Yesterday’s special meeting was called specifically to pass this legislation (Ordinance 2014-01 and Ordinance 2014-02) so that it could be submitted to the Board of Elections on time. It was necessary for Council to suspend the rules (requiring a piece of legislation be read publicly three time) so that they could vote on it immediately. However, the legislation almost did not make it to a vote when Councilmen Cefaratti and and Brownlee voted “no” on suspending the rules.
Discussion was then brought forward on the motion. “I have not found anywhere near enough support behind [this levy],” stated Councilman Brownlee of District 5. “And judging by how the previous levy in November was voted down 3 to 1…I would have to say that I see no reason to move it farther than this.”

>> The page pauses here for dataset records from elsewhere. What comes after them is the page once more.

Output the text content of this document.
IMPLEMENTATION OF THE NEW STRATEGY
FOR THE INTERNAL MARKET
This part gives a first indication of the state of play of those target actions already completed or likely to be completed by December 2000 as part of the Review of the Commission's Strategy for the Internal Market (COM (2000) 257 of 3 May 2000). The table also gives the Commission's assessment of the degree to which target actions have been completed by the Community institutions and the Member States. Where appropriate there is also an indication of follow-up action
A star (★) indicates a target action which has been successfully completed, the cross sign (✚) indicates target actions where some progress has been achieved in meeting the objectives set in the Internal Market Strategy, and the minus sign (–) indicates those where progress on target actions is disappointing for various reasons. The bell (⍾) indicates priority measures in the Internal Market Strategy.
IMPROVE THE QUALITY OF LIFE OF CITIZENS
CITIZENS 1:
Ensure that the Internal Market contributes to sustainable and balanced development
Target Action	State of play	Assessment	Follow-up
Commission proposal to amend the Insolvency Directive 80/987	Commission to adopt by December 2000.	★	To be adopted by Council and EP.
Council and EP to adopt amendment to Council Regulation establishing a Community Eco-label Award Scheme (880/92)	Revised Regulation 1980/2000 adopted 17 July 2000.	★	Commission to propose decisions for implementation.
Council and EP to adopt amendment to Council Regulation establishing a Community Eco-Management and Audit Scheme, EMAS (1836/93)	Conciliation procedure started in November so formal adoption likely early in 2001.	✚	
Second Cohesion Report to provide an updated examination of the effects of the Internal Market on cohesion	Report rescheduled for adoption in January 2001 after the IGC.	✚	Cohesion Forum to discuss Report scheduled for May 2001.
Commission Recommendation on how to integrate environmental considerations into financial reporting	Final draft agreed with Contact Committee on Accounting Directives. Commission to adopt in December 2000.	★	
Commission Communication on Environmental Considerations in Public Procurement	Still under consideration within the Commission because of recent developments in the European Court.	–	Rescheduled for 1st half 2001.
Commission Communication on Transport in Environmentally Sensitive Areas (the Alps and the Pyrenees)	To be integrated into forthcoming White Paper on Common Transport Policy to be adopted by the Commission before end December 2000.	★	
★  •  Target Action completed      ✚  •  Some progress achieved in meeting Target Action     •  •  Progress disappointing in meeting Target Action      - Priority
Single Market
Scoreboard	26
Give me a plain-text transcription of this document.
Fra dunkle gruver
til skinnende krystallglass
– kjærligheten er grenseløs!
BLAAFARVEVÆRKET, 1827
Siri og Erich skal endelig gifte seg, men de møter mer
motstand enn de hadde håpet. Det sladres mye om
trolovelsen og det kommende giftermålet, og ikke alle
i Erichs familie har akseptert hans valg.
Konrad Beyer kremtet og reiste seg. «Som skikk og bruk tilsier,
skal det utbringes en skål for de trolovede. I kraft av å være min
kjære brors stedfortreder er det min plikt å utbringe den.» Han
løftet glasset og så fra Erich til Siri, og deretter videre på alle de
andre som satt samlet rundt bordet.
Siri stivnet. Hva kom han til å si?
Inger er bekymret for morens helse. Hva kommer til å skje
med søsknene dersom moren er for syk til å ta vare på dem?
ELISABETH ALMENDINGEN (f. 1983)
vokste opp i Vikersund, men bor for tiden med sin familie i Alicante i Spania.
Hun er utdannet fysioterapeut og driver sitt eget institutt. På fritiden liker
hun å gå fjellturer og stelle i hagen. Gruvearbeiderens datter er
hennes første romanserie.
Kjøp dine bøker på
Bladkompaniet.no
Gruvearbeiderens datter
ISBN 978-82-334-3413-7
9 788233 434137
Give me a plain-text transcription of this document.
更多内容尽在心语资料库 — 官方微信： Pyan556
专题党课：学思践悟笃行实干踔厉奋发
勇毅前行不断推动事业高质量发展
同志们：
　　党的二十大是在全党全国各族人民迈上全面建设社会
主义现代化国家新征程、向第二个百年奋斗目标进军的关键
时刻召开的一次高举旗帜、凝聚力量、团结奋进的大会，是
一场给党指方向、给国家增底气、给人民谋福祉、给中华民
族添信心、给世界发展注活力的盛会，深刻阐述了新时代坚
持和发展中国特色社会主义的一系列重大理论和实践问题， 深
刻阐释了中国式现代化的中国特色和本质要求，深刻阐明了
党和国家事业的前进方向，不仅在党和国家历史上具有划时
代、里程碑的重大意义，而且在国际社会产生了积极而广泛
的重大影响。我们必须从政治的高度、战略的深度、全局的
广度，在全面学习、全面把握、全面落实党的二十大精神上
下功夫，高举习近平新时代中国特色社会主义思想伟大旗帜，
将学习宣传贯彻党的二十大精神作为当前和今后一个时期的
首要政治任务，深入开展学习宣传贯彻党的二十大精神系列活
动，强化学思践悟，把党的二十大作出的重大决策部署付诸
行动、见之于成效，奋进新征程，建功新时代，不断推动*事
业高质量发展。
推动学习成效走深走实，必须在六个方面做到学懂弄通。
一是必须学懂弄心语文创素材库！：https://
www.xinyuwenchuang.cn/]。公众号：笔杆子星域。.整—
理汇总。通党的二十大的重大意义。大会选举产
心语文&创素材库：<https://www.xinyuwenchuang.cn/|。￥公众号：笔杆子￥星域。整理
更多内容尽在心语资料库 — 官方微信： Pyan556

In response, Councilman Adams stated that his residents do not forsee this levy passing, but, “If they are against it, vote accordingly. If they are for it, vote accordingly. We should not make that decision for them.”
Mayor Lansky eventually weighed in saying, “That is not even a good argument to say people voted down the other levy and they spoke…How do you know they are not going to vote for this levy?” He also said that this is only the beginning of requests for new taxes, stating, “In the fall, we are going to come right back with a street lighting levy.”
Eventually, Councilwoman Jones suggested a motion to reconsider the vote to suspend the rules. Adams then made the motion with a second from Jones, and the vote was retaken. This time only Councilman Brownlee voted no, bringing the tax levy to a vote. It was then approved 5-2, with Councilmen Cefaratti and Brownlee voting no. Councilmembers Adams, Jones, Jackson, Trojanski and Agee decided, at the Mayor’s request, to be co-sponsors of this legislation.
Now the issue will be sent to the Board of Elections to be on the May 6th ballot. Residents will then have the chance to vote for or against the income tax.